In a sign of a solid labour market, another report showed today a surprising drop in unemployment claims.
Analysts were expecting business productivity, a measure of how much any given worker can produce in an hour, to rise by 1 per cent in the first quarter.
Productivity advanced at a 2.1 per cent annualised pace in the fourth quarter of last year, revised up from the previously reported 1.6 per cent gain.
Unit labour costs grew at a 0.6 per cent annual rate in the first three months of the year, well below the 4 per cent rise analysts were expecting. Unit labour costs are the labour cost associated with any given unit of production and a key gauge of profit and inflation pressures.
It was the smallest advance in labor costs since a decline of 2.5 per cent in the second quarter of 2006.
US Treasury debt prices pared gains and the dollar and US stock futures rose on the reports as traders focused on the decline in claims for jobless benefits, which came a day before the government's April payrolls report.
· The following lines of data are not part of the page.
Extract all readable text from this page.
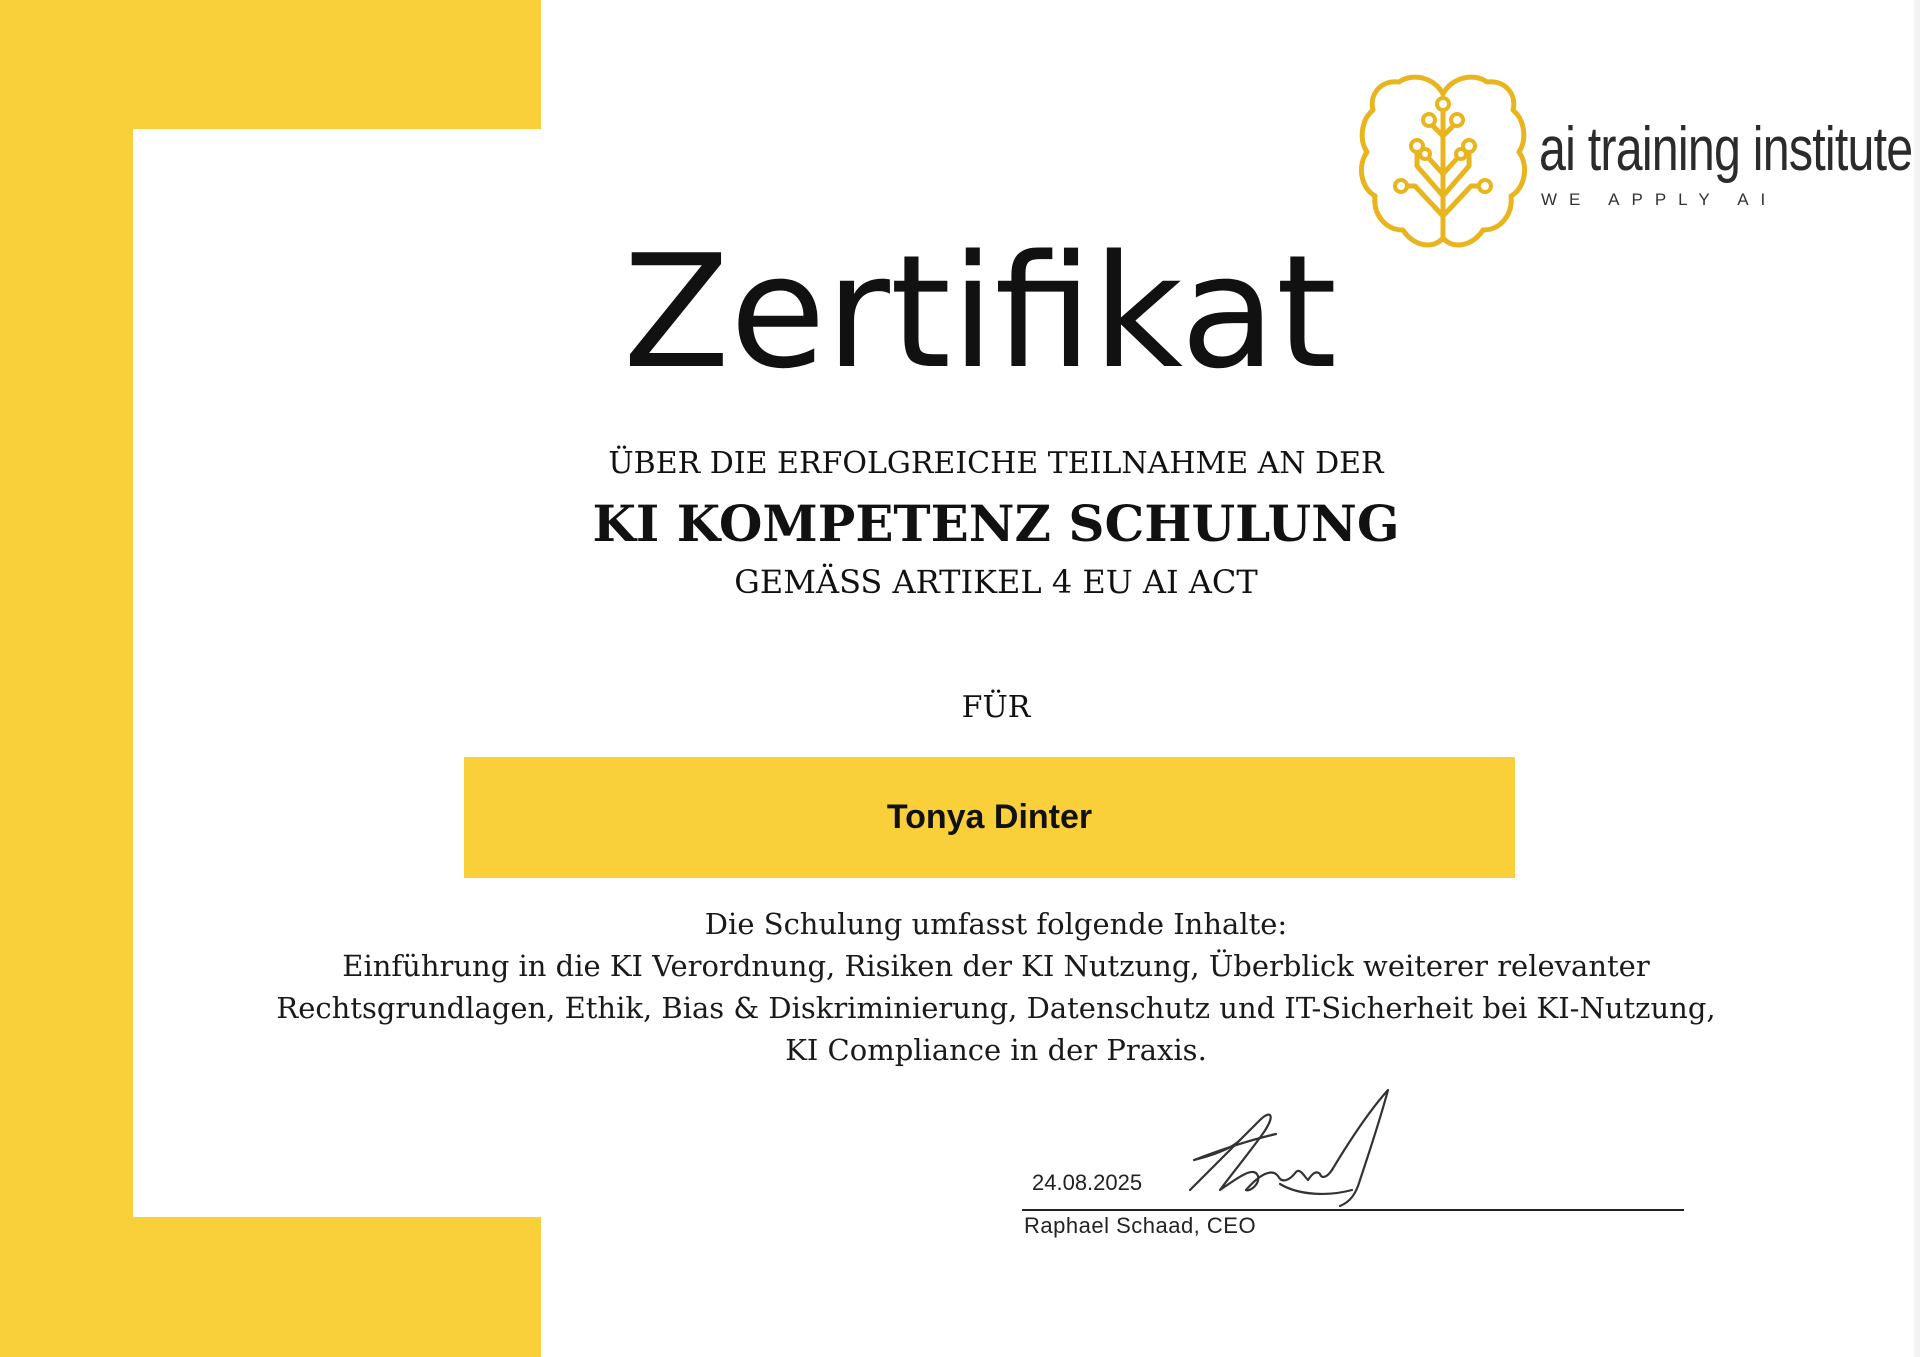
ai training institute
WE APPLY AI
Zertifikat
ÜBER DIE ERFOLGREICHE TEILNAHME AN DER
KI KOMPETENZ SCHULUNG
GEMÄSS ARTIKEL 4 EU AI ACT
FÜR
Tonya Dinter
Die Schulung umfasst folgende Inhalte:
Einführung in die KI Verordnung, Risiken der KI Nutzung, Überblick weiterer relevanter
Rechtsgrundlagen, Ethik, Bias & Diskriminierung, Datenschutz und IT-Sicherheit bei KI-Nutzung,
KI Compliance in der Praxis.
24.08.2025
Raphael Schaad, CEO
Treasury losses were limited by the data showing a much smaller-than-expected gain in unit labour costs in the first quarter.
The rise in unit labour costs in the first quarter was much slower than the 6.2 per cent annualised increase in the fourth quarter of 2006, which was originally reported as a 6.6 per cent gain.
The slim gain in unit labour costs also reflected a sharp slowdown in hourly compensation growth, which expanded at an annualized 2.3 per cent rate after a revised 8.5 per cent pace in the fourth quarter.
A 1.3 per cent year-on-year annualised gain in unit labour costs in the first quarter was the smallest since the second quarter of 2004. Meanwhile, hourly compensation, which includes benefits, rose at a 2.4 per cent pace, the slowest since the second quarter of 1995.